Adeia’s perspective: where scaling laws stall, invention begins
At Adeia, we focus on moments when industries meet architectural walls. Whether in semiconductors, media, connectivity, or AI infrastructure, our work begins where traditional scaling laws stall. We look for the invention that unlocks the next exponential curve.
We believe the future of AI will depend not only on capital and compute, but on creativity in architecture:
- New ways to represent knowledge
- New models that can reason about the physical world, not just text
- New bridges between hardware and software innovation
That is why Adeia continues to engage directly with the global research ecosystem. We recently attended NeurIPS 2025 in early December to exchange ideas, meet fellow inventors and collaborators, and explore what comes after the transformer — in AI models, in compute architectures, and in the broader infrastructure stack that will support them.
The next decade of AI starts with invention
The world has effectively staked trillions of dollars on the assumption that today’s AI architecture will keep scaling.
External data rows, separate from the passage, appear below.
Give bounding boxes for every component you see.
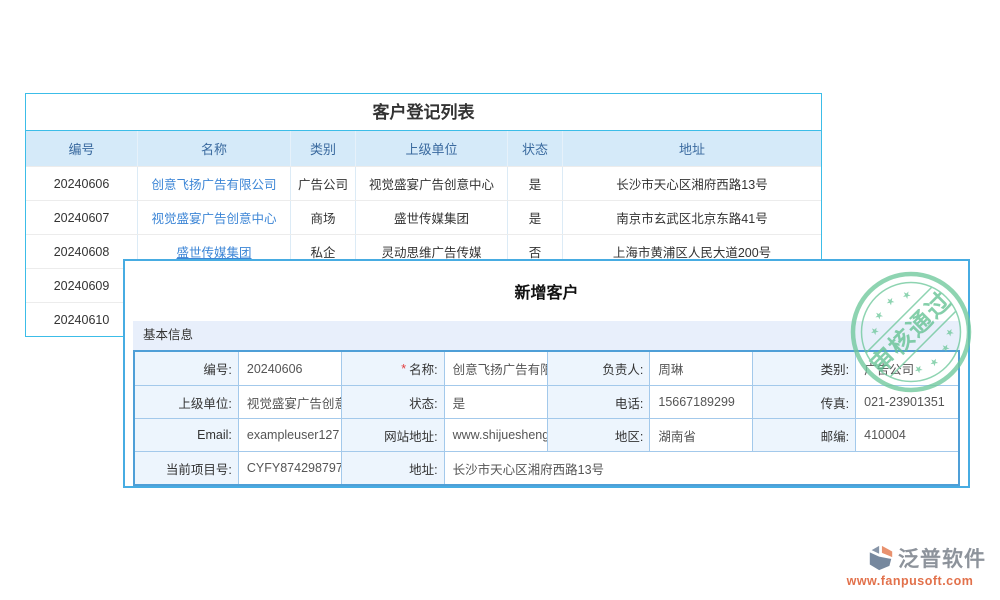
field-label-fax: 传真: bbox=[752, 385, 855, 418]
section-basic-info: 基本信息 bbox=[133, 321, 960, 350]
field-value-manager[interactable]: 周琳 bbox=[649, 352, 752, 385]
field-label-address: 地址: bbox=[341, 451, 444, 484]
field-label-website: 网站地址: bbox=[341, 418, 444, 451]
field-value-project[interactable]: CYFY8742987979 bbox=[238, 451, 341, 484]
brand-name: 泛普软件 bbox=[898, 543, 986, 573]
cell-id: 20240607 bbox=[26, 201, 138, 234]
cell-address: 长沙市天心区湘府西路13号 bbox=[563, 167, 821, 200]
field-value-region[interactable]: 湖南省 bbox=[649, 418, 752, 451]
cell-id: 20240610 bbox=[26, 303, 138, 336]
cell-category: 广告公司 bbox=[291, 167, 356, 200]
dialog-title: 新增客户 bbox=[125, 261, 968, 321]
field-value-website[interactable]: www.shijuesheng bbox=[444, 418, 547, 451]
col-header-name: 名称 bbox=[138, 131, 291, 166]
field-label-name: *名称: bbox=[341, 352, 444, 385]
customer-name-link[interactable]: 创意飞扬广告有限公司 bbox=[151, 174, 276, 193]
field-value-address[interactable]: 长沙市天心区湘府西路13号 bbox=[444, 451, 958, 484]
field-value-email[interactable]: exampleuser127 bbox=[238, 418, 341, 451]
col-header-parent: 上级单位 bbox=[356, 131, 508, 166]
field-label-manager: 负责人: bbox=[547, 352, 650, 385]
field-label-region: 地区: bbox=[547, 418, 650, 451]
cell-id: 20240606 bbox=[26, 167, 138, 200]
col-header-status: 状态 bbox=[508, 131, 563, 166]
required-mark: * bbox=[401, 362, 406, 376]
field-label-email: Email: bbox=[135, 418, 238, 451]
field-label-id: 编号: bbox=[135, 352, 238, 385]
col-header-category: 类别 bbox=[291, 131, 356, 166]
cell-parent: 盛世传媒集团 bbox=[356, 201, 508, 234]
field-value-name[interactable]: 创意飞扬广告有限 bbox=[444, 352, 547, 385]
cell-status: 是 bbox=[508, 167, 563, 200]
field-value-zipcode[interactable]: 410004 bbox=[855, 418, 958, 451]
field-label-category: 类别: bbox=[752, 352, 855, 385]
add-customer-dialog: 新增客户 基本信息 编号: 20240606 *名称: 创意飞扬广告有限 负责人… bbox=[123, 259, 970, 488]
customer-form: 编号: 20240606 *名称: 创意飞扬广告有限 负责人: 周琳 类别: 广… bbox=[133, 350, 960, 486]
field-value-phone[interactable]: 15667189299 bbox=[649, 385, 752, 418]
col-header-id: 编号 bbox=[26, 131, 138, 166]
brand-footer: 泛普软件 www.fanpusoft.com bbox=[834, 543, 986, 588]
cell-category: 商场 bbox=[291, 201, 356, 234]
field-label-parent: 上级单位: bbox=[135, 385, 238, 418]
cell-id: 20240609 bbox=[26, 269, 138, 302]
field-value-id[interactable]: 20240606 bbox=[238, 352, 341, 385]
customer-name-link[interactable]: 视觉盛宴广告创意中心 bbox=[151, 208, 276, 227]
field-label-phone: 电话: bbox=[547, 385, 650, 418]
table-row: 20240606 创意飞扬广告有限公司 广告公司 视觉盛宴广告创意中心 是 长沙… bbox=[26, 166, 821, 200]
field-value-category[interactable]: 广告公司 bbox=[855, 352, 958, 385]
brand-url[interactable]: www.fanpusoft.com bbox=[834, 574, 986, 588]
field-label-project: 当前项目号: bbox=[135, 451, 238, 484]
field-value-status[interactable]: 是 bbox=[444, 385, 547, 418]
table-row: 20240607 视觉盛宴广告创意中心 商场 盛世传媒集团 是 南京市玄武区北京… bbox=[26, 200, 821, 234]
field-value-fax[interactable]: 021-23901351 bbox=[855, 385, 958, 418]
cell-status: 是 bbox=[508, 201, 563, 234]
table-title: 客户登记列表 bbox=[26, 94, 821, 131]
fanpu-logo-icon bbox=[867, 544, 895, 572]
cell-parent: 视觉盛宴广告创意中心 bbox=[356, 167, 508, 200]
col-header-address: 地址 bbox=[563, 131, 821, 166]
field-label-status: 状态: bbox=[341, 385, 444, 418]
table-header-row: 编号 名称 类别 上级单位 状态 地址 bbox=[26, 131, 821, 166]
cell-address: 南京市玄武区北京东路41号 bbox=[563, 201, 821, 234]
field-label-zipcode: 邮编: bbox=[752, 418, 855, 451]
field-value-parent[interactable]: 视觉盛宴广告创意 bbox=[238, 385, 341, 418]
cell-id: 20240608 bbox=[26, 235, 138, 268]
History suggests otherwise. Each generation of technology eventually encounters limits — physical, economic, or conceptual — that demand a new approach.
As AI approaches that boundary, the challenge is clear:
- We must invent beyond the transformer, beyond brute-force scaling, and toward architectures that combine efficiency, multimodality, and real-world reasoning.
- We must align AI models, semiconductor design, memory architectures, and networking in a coherent, co-designed hardware and software stack.
Adeia has always thrived at these turning points. As CTO, I see this moment as an opportunity — not a ceiling. We are ready once again to help reimagine the structures that will power the next decade of intelligent systems and to partner with other industry innovators.
Adeia attended NeurIPS 2025 last week, and we enjoyed seeing old colleagues and meeting new folks in the space.